Quelques dizaines de manifestants attendaient Maurice Papon.(Crédit M. Lacroix)
Plusieurs centaines de personnes ont manifesté lundi devant le palais de justice pour protester contre la remise en liberté de Maurice Papon
Dominique RICHARD
Planté en haut des marches et adossé à un pilier du palais, Michel Polinowski tient bon le manche. Seul porte-drapeau de l'Association des filles et des fils de déportés juifs, il a été réquisitionné par Serge Klarsfeld pour venir lever l'étendard blanc et bleu de la mémoire. A 76 ans, cet ancien maquisard du Vercors monte une nouvelle fois au front.
Ce parisien qui a fait dérailler des trains en Dauphiné et s'est battu les armes à la main contre les Allemands ne craint pas grand chose des batailles médiatiques où les mots font office de balles. Seul le soleil qui darde ses rayons sur la kipa brodée posée sur sa chevelure encore abondante l'importune quelque peu. Mais il ne se plaint pas.
Depuis vingt ans, son drapeau en a vu de toutes les couleurs. A Hambourg, il a suivi son propriétaire en garde à vue après une expédition dans les locaux professionnels du criminel SS Karl Lichka (1). A Paris, Il s'est montré sous l'Arc de Triomphe pour signifier à Gorbatchev qu'il devait accorder aux juifs russes des visas pour partir en Israel.
En France, Il a participé à tous les grands procès et à toutes les manifestations où la communauté israélite a réclamé justice.

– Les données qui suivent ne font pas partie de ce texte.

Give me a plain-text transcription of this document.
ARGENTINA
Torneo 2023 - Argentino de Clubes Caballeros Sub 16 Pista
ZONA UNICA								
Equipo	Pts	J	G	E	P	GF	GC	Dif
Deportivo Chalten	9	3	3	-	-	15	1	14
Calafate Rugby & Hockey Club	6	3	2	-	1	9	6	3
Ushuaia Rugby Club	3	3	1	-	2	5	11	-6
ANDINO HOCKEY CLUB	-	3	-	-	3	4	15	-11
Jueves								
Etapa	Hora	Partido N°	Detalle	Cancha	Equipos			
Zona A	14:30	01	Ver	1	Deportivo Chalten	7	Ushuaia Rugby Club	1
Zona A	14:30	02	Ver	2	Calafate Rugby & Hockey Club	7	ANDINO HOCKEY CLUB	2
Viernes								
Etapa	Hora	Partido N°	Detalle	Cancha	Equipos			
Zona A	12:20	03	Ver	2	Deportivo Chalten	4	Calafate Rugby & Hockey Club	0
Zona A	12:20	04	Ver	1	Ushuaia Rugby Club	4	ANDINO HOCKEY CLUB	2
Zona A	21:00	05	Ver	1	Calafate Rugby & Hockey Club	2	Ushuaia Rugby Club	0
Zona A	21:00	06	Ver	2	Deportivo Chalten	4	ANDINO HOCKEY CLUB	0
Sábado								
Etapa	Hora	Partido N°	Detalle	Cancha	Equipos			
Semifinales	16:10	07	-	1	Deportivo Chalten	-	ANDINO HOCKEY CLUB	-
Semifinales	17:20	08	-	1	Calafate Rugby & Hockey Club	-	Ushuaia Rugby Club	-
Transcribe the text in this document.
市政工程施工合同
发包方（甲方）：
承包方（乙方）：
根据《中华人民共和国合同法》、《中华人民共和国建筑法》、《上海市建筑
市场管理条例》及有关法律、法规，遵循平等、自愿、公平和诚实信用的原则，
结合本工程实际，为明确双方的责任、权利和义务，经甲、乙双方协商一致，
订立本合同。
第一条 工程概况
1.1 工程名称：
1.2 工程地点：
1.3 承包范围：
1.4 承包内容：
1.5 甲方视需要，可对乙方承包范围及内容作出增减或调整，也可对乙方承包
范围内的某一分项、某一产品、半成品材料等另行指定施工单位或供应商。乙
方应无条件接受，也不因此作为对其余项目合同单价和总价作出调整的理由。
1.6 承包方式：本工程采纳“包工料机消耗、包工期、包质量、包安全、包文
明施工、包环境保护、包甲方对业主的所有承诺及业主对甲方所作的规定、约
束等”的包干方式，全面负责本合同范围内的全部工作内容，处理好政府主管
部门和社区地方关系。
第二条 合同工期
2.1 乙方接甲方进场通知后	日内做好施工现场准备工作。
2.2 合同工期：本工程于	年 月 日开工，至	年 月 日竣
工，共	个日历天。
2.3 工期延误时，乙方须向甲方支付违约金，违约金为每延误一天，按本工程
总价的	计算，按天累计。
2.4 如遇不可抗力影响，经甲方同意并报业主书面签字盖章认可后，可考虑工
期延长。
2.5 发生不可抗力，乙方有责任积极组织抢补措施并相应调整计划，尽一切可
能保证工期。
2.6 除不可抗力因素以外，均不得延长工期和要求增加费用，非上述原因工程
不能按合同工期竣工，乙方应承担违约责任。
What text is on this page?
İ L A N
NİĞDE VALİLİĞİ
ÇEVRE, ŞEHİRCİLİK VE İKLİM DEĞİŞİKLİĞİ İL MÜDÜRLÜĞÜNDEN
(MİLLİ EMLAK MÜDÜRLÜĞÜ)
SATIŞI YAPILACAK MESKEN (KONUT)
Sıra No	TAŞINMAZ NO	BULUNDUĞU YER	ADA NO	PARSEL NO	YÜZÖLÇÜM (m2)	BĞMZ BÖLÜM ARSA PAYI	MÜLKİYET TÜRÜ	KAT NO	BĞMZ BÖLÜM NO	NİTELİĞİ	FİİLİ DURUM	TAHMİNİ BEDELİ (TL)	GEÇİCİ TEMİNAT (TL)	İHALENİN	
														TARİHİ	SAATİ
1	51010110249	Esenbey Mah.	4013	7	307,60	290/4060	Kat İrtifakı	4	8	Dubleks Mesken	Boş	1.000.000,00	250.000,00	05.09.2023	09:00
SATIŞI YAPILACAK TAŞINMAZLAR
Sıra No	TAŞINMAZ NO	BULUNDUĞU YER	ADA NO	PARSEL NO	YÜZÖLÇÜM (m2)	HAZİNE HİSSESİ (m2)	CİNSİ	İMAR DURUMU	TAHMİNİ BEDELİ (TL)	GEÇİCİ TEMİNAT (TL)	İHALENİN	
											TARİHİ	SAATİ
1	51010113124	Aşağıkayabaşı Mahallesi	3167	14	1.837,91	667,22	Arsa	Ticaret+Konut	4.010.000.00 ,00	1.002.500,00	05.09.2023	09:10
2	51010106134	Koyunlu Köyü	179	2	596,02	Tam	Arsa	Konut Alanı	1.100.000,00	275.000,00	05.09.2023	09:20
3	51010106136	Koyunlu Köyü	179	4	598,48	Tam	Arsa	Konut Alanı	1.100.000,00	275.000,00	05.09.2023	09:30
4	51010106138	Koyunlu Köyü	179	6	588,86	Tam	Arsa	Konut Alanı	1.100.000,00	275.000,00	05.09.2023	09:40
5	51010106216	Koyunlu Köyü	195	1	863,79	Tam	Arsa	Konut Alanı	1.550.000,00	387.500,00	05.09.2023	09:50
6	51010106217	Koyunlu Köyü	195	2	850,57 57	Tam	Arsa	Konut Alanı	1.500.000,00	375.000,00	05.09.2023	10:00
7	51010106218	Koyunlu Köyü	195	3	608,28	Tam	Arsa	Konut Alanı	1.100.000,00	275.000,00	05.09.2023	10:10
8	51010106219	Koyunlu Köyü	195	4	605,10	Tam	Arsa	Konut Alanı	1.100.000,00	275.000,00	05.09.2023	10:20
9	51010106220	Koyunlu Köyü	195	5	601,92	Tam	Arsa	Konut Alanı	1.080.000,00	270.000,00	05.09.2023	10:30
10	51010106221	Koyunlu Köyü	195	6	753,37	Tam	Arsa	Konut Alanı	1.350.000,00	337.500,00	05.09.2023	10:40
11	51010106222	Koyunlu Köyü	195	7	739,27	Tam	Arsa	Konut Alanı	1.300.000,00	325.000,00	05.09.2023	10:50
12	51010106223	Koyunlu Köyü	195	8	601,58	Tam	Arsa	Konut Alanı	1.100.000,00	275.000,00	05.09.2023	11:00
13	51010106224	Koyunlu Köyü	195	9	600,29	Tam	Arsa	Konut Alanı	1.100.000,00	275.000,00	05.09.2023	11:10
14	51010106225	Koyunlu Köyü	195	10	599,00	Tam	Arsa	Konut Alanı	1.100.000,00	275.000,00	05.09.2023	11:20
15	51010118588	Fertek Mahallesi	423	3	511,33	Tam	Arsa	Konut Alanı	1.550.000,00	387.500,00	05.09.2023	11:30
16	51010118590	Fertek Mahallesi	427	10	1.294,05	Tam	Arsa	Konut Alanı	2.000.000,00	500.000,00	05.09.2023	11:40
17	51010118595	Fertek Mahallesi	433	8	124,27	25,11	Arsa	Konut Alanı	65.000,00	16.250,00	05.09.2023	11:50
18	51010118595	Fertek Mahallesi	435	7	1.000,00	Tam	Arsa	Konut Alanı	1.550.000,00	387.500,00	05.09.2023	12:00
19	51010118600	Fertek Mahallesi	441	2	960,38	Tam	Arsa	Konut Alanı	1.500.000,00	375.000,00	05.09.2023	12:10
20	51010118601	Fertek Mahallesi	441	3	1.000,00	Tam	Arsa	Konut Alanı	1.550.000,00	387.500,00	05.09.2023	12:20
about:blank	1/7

Présent mercredi lors de l'ouverture des débats, il n'imaginait sans doute pas s'éterniser outre mesure à Bordeaux. La remise en liberté de Maurice Papon en aura décidé autrement.
" Jacqueline Drai, 8 ans, convoi 66 ". Des dizaines de panonceaux jaunes rappelant la disparition des enfants juifs dans les camps sont brandies devant les grilles. Accrochées à celles-ci, des planches photographiques évoquent le souvenir des disparus. Des membres de leur famille en parlent comme s'ils les avaient quittés hier.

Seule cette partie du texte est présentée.